Dalam konteks dunia politik sekarang, tuduhan dan konflik antarpartai adalah hal yang umum terjadi di berbagai negara demokrasi, model apapun demokrasi yang dianut,  termasuk Amerika Serikat. Di luar thesis akhli-akhli politik sekarang, pertikaian politik sekarang cenderung menggunakan Lembaga dan elit hukum sebagai alat politik. Lihat misalnya Denny Indrayana, Wamenkumham di masa Esbeye, yang belum lama ini menyerang Jokowi dari arah Ausie sana, dan menyatakan dengan lantang bahwa carut-marut PD sekarang adalah intervensi pemerintah. Lihat bagaimana ngototnya PD tandingan membawa masalah internal PD hingga ke MK, lihat pula kasus Ponpes Al Zaytun yang menyeret-nyeret nama Moeldoko. Itu semua ada tali-temalinya. Ayo tariklah daku, seakan elit hukum dan  lembaga judikatif di negeri ini berkata demikian.
Tapi syukurlah Jokowi si gentleman asal Solo ini tak bergeming, karena toh orang akan tahu bahwa dia tak pernah sekalipun mencampuradukkan trias politika seenak udelnya. Kasus blasphemy Ahok terhadap umat Islam misalnya yang dituduhkan kalangan fundamentalis beberapa waktu lalu, apa Jokowi pernah mengintervensi masalah itu. Ternyata tidak dan lagi-lagi tidak dalam tendangan liar sekarang ini.

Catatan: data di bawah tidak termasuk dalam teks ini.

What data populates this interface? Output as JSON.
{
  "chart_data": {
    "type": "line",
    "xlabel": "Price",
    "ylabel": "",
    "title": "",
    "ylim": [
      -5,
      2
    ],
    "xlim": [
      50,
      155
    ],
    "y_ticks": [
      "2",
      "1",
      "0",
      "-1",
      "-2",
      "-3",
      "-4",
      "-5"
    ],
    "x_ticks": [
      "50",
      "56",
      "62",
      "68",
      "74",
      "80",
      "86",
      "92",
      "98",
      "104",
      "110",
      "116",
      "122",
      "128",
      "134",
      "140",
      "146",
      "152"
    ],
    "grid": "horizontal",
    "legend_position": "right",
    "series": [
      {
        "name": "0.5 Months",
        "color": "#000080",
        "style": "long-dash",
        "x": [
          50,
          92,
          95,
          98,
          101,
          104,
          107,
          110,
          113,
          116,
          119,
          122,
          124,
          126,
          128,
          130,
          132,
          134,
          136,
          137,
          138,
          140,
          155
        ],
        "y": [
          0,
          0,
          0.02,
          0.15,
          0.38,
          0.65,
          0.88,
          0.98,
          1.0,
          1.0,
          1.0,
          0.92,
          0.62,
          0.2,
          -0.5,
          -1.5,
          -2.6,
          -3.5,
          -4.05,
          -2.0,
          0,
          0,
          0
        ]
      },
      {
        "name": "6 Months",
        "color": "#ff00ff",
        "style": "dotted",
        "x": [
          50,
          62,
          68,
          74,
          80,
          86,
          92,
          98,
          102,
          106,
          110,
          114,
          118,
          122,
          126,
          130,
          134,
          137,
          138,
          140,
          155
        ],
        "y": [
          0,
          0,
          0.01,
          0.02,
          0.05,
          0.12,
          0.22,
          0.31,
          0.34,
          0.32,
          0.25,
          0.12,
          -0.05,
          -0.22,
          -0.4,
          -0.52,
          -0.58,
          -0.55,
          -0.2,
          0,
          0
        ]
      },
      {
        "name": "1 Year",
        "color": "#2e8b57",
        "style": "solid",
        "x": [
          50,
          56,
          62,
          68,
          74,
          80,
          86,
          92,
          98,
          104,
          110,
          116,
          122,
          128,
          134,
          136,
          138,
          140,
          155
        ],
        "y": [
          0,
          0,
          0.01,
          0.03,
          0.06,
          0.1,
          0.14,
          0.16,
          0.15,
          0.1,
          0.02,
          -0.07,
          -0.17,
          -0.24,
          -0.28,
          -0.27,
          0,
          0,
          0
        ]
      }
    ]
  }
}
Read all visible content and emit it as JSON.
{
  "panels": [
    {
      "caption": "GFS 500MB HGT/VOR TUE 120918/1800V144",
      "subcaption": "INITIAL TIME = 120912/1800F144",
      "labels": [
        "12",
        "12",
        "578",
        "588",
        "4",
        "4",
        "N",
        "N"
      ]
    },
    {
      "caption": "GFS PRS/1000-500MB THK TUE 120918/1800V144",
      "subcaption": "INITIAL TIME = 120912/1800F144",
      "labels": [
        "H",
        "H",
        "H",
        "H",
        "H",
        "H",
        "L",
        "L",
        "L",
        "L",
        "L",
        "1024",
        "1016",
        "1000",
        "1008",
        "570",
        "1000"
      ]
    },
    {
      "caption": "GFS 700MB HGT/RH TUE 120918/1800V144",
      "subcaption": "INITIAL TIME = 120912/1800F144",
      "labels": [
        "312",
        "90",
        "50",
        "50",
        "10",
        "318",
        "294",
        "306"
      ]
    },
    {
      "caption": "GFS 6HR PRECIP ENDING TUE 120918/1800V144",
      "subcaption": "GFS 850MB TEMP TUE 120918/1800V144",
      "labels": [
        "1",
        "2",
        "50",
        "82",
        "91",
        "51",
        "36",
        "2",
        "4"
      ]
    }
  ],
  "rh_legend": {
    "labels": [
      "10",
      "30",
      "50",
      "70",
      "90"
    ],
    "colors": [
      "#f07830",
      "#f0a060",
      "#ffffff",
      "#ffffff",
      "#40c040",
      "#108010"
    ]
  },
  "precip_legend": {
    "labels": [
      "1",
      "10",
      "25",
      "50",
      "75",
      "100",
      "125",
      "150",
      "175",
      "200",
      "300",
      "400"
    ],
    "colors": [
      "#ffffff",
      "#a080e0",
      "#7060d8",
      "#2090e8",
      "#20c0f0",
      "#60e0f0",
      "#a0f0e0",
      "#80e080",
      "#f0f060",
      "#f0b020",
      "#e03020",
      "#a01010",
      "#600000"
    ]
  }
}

Kalaupun Biden atau Demokrat di AS sana menggunakan elit hukum dan lembaga judikatif sebagai alat politik dalam kontestasi politik, maka itu adalah pernyataan yang spesifik dan kompleks dalam sistem demokrasi AS sekarang. Bagi Trump dkk, tendangannya tentang Kokain di gedung putih harus dianalisis Timnya secara mendalam dan Timnya harus seperti FBI yang mampu mengumpulkan informasi yang akurat untuk dapat membuat kesimpulan yang tepat.
Sayang, kita hanya melihat kedangkalan Amerika akhir-akhir ini, ntah itu di internalnya sendiri, di teater Ukraina sekarang, di teater Aspac dst. Karena dunia akhirnya tahu bahwa kasus nepotisme Joe Biden dan anaknya Hunter Biden di Ukraina bisa ditutupi oleh Joe Biden baik selaku Ayah Hunter sekaligus selaku presiden Amerika Serikat, maka itu tentu berlaku pula di teater Eropa, sekalipun ia menepis belum lama ini bahwa ialah yang mendorong-dorong grup tentara bayaran Wagner di bawah Yevgeny Prigozhin berontak terhadap Moscow.

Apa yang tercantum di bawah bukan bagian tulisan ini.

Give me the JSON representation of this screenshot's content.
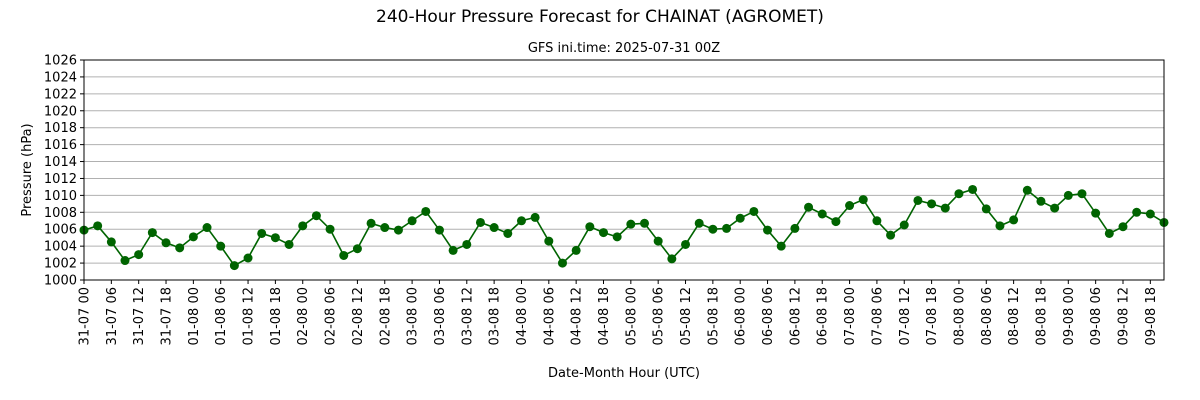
{
  "chart_data": {
    "type": "line",
    "title": "240-Hour Pressure Forecast for CHAINAT (AGROMET)",
    "subtitle": "GFS ini.time: 2025-07-31 00Z",
    "xlabel": "Date-Month Hour (UTC)",
    "ylabel": "Pressure (hPa)",
    "ylim": [
      1000,
      1026
    ],
    "yticks": [
      1000,
      1002,
      1004,
      1006,
      1008,
      1010,
      1012,
      1014,
      1016,
      1018,
      1020,
      1022,
      1024,
      1026
    ],
    "xticklabels": [
      "31-07 00",
      "31-07 06",
      "31-07 12",
      "31-07 18",
      "01-08 00",
      "01-08 06",
      "01-08 12",
      "01-08 18",
      "02-08 00",
      "02-08 06",
      "02-08 12",
      "02-08 18",
      "03-08 00",
      "03-08 06",
      "03-08 12",
      "03-08 18",
      "04-08 00",
      "04-08 06",
      "04-08 12",
      "04-08 18",
      "05-08 00",
      "05-08 06",
      "05-08 12",
      "05-08 18",
      "06-08 00",
      "06-08 06",
      "06-08 12",
      "06-08 18",
      "07-08 00",
      "07-08 06",
      "07-08 12",
      "07-08 18",
      "08-08 00",
      "08-08 06",
      "08-08 12",
      "08-08 18",
      "09-08 00",
      "09-08 06",
      "09-08 12",
      "09-08 18"
    ],
    "x_step_hours": 3,
    "grid": "y",
    "colors": {
      "series": "#006400",
      "grid": "#b0b0b0"
    },
    "series": [
      {
        "values": [
          1005.9,
          1006.4,
          1004.5,
          1002.3,
          1003.0,
          1005.6,
          1004.4,
          1003.8,
          1005.1,
          1006.2,
          1004.0,
          1001.7,
          1002.6,
          1005.5,
          1005.0,
          1004.2,
          1006.4,
          1007.6,
          1006.0,
          1002.9,
          1003.7,
          1006.7,
          1006.2,
          1005.9,
          1007.0,
          1008.1,
          1005.9,
          1003.5,
          1004.2,
          1006.8,
          1006.2,
          1005.5,
          1007.0,
          1007.4,
          1004.6,
          1002.0,
          1003.5,
          1006.3,
          1005.6,
          1005.1,
          1006.6,
          1006.7,
          1004.6,
          1002.5,
          1004.2,
          1006.7,
          1006.0,
          1006.1,
          1007.3,
          1008.1,
          1005.9,
          1004.0,
          1006.1,
          1008.6,
          1007.8,
          1006.9,
          1008.8,
          1009.5,
          1007.0,
          1005.3,
          1006.5,
          1009.4,
          1009.0,
          1008.5,
          1010.2,
          1010.7,
          1008.4,
          1006.4,
          1007.1,
          1010.6,
          1009.3,
          1008.5,
          1010.0,
          1010.2,
          1007.9,
          1005.5,
          1006.3,
          1008.0,
          1007.8,
          1006.8
        ]
      }
    ]
  }
}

Kasus Hunter Biden di Ukraina di masa kontestasi Pilpres AS akhir 2020 lalu memang telah menjadi topik perdebatan dan sorotan publik. Dalam konteks nepotisme atau tuduhan penutupan kasus, para lawyer kedua belah pihak mengacu pada fakta dan informasi yang akurat serta melakukan penyelidikan yang mendalam. Itulah demokrasi liberal AS sekarang bahwa tuduhan politik apapun dan bagaimanapun, tetap harus diperiksa dan diverifikasi dengan sumber-sumber yang dapat dipercaya sebelum para pendegak hukum membuat kesimpulan akhir.
Demokrasi dunia sekarang bergradasi dengan model-model demokrasi sesuai habitatnya. Sistem yang dijagokan dunia itu tak sesempurna yang dibayangkan para akhli, karena terbukti masih berputar-putar di sekitar nepotisme dan konflik kepentingan antar individu, antar parpol, bahkan antar penegak hukum, dan ini saya kira merupakan masalah serius dalam kontestasi politik sekarang dimanapun dan perlu ditangani secara transparan dan adil.